Les pirates informatiques ont piraté les ordinateurs d’une banque en tentant un piratage SWIFT.

Les pirates ont utilisé un logiciel malveillant d’effacement de disque pour saboter des centaines d’ordinateurs dans une banque chilienne afin de détourner l’attention du personnel alors qu’ils tentaient de voler de l’argent via le système de transfert d’argent SWIFT de la banque.

La tentative de piratage a eu lieu le 24 mai de cette année. Ce jour-là, la Banco de Chile, la plus grande banque du pays, a signalé des défaillances systémiques globales qui ont affecté les ordinateurs de plusieurs de ses succursales.

Alors que ses systèmes en ligne continuaient à fonctionner, plusieurs opérations bancaires étaient impossibles à mener, selon des informations parues dans la presse locale.

La banque dit qu’elle a été frappée par un virus !

Initialement, la banque a refusée d’appeler ça un incident de sécurité, mais dans une annonce subséquente le 28 mai, Banco de Chile a reconnu avoir été touché par un « virus ».

Cependant, ce virus n’était pas seulement un logiciel malveillant. Selon les images publiées en ligne par les employés de la banque, le logiciel malveillant a écrasé les ordinateurs infectés, les laissant dans un état non amorçable, ce qui suggère qu’il affectait Master Boot Records (MBR) de disques durs à la NotPetya.

Selon une capture d’écran de conversations de messagerie instantanée privées postées sur un forum chilien, le prétendu « virus » s’est propagé sur plus de 9 000 ordinateurs et plus de 500 serveurs.

Selon une alerte de sécurité envoyée par une autre société informatique suite au piratage de Banco de Chile, le virus a été identifié sous différents noms, notamment KillMBR, un terme utilisé par les experts Trend Micro pour l’essuie-glace KillDisk et le faux ransomware.

Le malware KillDisk est une menace bien connue qui a été utilisée dans le passé par des hacks visant des banques et des institutions financières.
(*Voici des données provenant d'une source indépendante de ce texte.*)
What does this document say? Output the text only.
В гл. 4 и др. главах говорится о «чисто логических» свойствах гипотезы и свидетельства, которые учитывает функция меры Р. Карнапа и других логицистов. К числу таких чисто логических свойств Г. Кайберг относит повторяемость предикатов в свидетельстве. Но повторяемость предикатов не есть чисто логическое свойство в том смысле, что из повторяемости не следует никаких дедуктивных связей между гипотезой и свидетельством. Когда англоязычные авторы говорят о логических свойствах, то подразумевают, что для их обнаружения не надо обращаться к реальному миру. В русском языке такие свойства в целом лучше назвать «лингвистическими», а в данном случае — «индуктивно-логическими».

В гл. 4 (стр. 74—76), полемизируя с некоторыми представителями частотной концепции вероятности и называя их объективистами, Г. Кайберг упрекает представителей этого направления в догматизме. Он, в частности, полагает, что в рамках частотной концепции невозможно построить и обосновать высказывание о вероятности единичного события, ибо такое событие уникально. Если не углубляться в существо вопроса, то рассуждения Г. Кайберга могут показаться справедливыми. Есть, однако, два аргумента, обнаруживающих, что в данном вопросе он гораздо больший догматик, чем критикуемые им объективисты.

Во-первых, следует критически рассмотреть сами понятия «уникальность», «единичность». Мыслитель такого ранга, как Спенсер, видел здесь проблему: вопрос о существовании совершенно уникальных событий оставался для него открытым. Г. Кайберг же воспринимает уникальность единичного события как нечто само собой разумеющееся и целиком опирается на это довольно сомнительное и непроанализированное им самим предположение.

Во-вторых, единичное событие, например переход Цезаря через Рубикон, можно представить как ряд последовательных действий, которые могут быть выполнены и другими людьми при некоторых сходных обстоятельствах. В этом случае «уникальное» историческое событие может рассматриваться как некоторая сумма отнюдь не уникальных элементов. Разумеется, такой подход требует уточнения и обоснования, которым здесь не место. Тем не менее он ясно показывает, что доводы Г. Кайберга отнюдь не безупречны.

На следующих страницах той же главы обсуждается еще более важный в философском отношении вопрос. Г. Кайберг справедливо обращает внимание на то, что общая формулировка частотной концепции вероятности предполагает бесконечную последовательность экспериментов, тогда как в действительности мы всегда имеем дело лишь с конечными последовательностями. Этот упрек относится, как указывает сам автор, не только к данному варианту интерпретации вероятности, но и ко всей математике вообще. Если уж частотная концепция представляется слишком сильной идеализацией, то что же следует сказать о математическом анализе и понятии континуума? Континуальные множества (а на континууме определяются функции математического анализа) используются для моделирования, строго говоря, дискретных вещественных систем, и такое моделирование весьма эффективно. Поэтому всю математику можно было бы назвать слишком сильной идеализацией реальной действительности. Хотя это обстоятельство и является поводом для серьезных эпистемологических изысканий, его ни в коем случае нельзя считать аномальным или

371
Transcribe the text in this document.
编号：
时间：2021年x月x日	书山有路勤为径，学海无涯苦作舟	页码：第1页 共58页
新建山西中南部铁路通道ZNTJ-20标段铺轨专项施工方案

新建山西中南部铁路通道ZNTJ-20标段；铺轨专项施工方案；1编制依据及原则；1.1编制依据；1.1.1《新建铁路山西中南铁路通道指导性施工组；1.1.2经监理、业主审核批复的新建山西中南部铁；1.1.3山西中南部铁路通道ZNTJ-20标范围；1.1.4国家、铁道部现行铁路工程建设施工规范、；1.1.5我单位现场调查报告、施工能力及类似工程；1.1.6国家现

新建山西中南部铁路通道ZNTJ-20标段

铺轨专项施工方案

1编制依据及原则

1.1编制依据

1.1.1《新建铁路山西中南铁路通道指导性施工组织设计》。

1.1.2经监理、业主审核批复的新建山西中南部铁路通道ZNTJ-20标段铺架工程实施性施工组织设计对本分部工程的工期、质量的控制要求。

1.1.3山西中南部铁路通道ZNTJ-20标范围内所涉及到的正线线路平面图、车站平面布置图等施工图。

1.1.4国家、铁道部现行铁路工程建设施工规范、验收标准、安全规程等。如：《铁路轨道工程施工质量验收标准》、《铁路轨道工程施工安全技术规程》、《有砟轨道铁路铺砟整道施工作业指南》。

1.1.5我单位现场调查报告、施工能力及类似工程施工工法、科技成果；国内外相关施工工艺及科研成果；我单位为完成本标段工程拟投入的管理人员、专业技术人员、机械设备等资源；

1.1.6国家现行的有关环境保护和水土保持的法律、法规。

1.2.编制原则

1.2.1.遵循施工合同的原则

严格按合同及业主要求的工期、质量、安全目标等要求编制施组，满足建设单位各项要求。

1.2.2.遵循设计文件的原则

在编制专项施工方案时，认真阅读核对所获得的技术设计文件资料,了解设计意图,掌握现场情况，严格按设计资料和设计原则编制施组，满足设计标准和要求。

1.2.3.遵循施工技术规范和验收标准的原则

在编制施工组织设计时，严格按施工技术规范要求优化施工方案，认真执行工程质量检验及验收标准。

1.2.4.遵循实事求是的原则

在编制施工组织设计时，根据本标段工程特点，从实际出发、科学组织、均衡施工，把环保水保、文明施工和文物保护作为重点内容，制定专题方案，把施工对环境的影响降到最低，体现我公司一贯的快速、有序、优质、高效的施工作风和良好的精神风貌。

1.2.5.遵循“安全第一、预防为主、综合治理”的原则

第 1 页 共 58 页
Sa fonction principale est d’effacer le disque d’où la destruction des données de la médecine légale et de se faire passer pour une infection ransomware en affichant une note de rançon sur l’écran de l’utilisateur.

Un rapport de Trend Micro de janvier 2018 a noté que le groupe de piratage derrière cette menace avait récemment déplacé son attention des objectifs de l’Europe de l’Est vers l’Amérique latine.
KillDisk est le plus probable derrière l’incident de Banco de Chile

Par coïncidence ou non, hier, Trend Micro a publié un nouveau rapport sur un nouvel incident en Amérique latine où les pirates ont déployé une nouvelle version de l’essuie-glace KillDisk.

Cette nouvelle variante de KillDisk n’a pas pris la peine de montrer une note de rançon et a simplement effacé les MBR de l’ordinateur, les laissant dans un état non amorçable, similaire à l’image partagée en ligne représentant les ordinateurs Banco de Chile.

Bien que Trend Micro n’ait pas dit que l’incident ait eu lieu au Chili et qu’il ait pointé du doigt Banco de Chile comme l’endroit où cette nouvelle variante de KillDisk a été repérée, ils ont dit que l’incident avait eu lieu en mai.

Les attaquants connectés à un autre hack SWIFT échoué.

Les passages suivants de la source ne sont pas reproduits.